La SARL PS1 a été défaillante dans le règlement des loyers à compter de février 2020.
Le 24 février 2022, la SCI VENUS a mis en demeure la SARL PS1 d’avoir à lui régler la somme de 87.975,24 euros d’impayés.
Par acte du 23 mai 2022, elle a fait délivrer un commandement de payer la somme de 88.783,26 euros, outre les frais engagés, en visant la clause résolutoire.
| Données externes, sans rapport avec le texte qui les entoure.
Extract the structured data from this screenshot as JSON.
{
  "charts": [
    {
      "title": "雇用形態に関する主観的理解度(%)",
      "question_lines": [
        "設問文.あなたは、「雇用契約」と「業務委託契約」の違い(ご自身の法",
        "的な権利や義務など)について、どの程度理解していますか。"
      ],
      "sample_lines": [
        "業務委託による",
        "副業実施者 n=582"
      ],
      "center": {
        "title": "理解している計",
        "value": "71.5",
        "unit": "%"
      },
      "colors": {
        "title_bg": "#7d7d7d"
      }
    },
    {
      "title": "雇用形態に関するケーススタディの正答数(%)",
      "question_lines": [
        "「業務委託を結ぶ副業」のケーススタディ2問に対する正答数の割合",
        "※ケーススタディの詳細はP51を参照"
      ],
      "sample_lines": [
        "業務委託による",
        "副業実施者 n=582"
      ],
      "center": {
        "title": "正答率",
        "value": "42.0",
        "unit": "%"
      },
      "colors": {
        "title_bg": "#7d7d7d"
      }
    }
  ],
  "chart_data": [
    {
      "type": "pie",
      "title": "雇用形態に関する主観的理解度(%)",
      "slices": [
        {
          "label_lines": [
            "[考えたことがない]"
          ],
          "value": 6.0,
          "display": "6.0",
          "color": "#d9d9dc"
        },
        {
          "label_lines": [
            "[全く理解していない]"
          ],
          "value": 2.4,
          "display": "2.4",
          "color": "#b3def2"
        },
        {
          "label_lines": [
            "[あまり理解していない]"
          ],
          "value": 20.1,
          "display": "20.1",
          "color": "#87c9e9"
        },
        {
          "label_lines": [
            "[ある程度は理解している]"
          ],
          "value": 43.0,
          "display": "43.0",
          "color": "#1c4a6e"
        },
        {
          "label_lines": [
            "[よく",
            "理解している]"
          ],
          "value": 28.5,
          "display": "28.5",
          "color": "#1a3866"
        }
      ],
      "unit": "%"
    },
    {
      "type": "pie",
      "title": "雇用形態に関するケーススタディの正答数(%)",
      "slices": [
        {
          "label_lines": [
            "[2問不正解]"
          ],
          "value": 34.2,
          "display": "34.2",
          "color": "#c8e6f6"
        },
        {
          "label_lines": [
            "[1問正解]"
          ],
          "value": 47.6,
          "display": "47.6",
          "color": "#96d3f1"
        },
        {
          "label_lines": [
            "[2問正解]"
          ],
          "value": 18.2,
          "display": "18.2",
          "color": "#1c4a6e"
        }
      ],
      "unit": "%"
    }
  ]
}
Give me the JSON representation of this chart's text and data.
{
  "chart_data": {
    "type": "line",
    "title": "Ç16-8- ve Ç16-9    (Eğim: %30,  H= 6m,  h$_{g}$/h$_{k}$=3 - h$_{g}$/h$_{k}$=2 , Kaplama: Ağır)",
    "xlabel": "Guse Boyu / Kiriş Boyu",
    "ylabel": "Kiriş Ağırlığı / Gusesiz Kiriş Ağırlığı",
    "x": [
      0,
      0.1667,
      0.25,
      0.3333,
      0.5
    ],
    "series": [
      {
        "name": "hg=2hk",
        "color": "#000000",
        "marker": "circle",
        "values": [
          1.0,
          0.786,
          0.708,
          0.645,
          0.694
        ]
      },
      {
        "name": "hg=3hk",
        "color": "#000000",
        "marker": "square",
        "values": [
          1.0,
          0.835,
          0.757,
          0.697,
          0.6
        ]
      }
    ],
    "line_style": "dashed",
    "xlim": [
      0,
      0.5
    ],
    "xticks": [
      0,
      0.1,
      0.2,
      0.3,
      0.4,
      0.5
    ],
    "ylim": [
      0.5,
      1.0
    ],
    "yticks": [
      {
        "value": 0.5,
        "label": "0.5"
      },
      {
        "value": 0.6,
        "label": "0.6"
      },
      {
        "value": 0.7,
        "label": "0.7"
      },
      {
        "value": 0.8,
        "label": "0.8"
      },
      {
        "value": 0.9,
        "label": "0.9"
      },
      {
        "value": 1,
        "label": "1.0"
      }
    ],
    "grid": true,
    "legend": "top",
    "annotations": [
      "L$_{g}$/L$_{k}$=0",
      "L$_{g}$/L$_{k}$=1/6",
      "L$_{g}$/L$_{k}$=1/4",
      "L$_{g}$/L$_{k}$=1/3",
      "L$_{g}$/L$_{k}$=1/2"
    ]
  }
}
Par acte du 29 août 2022, la SARL PS1 a fait assigner la SCI VENUS devant le juge des référés du tribunal judiciaire de Nantes aux fins de constater ou prononcer la résiliation du bail du fait de l’acquisition de la clause résolutoire, ordonner la libération des lieux et l’expulsion du preneur et le paiement d’une provision.
Par ordonnance du 30 mars 2023, le juge des référés a :
Condamné la S.A.R.L. PS1 à payer à la SCI VENUS :
— Une provision de 55 940,78 euros au titre des loyers, taxes et clause pénale dus jusqu’au 31 juillet 2023 avec intérêts au taux légal à compter du 23 mai 2022 ;
— Une somme de 2 500,00 euros en application de l’article 700 du code de procédure civile,
Autoriser la S.A.R.L. PS1 à s’acquitter de l’ensemble des sommes dues au titre de la présente décision sous la forme de 11 versements mensuels de 4 700,00 euros en plus du loyer courant et la douzième du montant du solde restant dû permettant l’apurement complet de la dette, la première mensualité devant intervenir dans le mois suivant la présente décision,
Ordonné la suspension des effets de la clause résolutoire et des voies d’exécution,
Dit qu’en cas de non-paiement d’un seul des versements prévus ou du loyer courant à leur échéance, la clause résolutoire reprendra son effet et qu’en ce cas :
— l’expulsion de la S.A.R.L. PS 1 et celle de tous occupants de son chef pourra intervenir sans nouvelle formalité au besoin avec l’aide de la force publique,
— Le solde restant dû redeviendra immédiatement exigible et les voies d’exécution pourront être reprises,
Une indemnité d’occupation égale au montant de 5 757,80 euros hors taxes majoré des taxes sera due jusqu’à la libération complète des lieux ;
Rejeté toutes autres prétentions plus amples ou contraires,
Condamné la S.A.R.L. PSI aux dépens, y compris le coût du commandement du 23 mai 2022 et autres frais d’huissier taxables.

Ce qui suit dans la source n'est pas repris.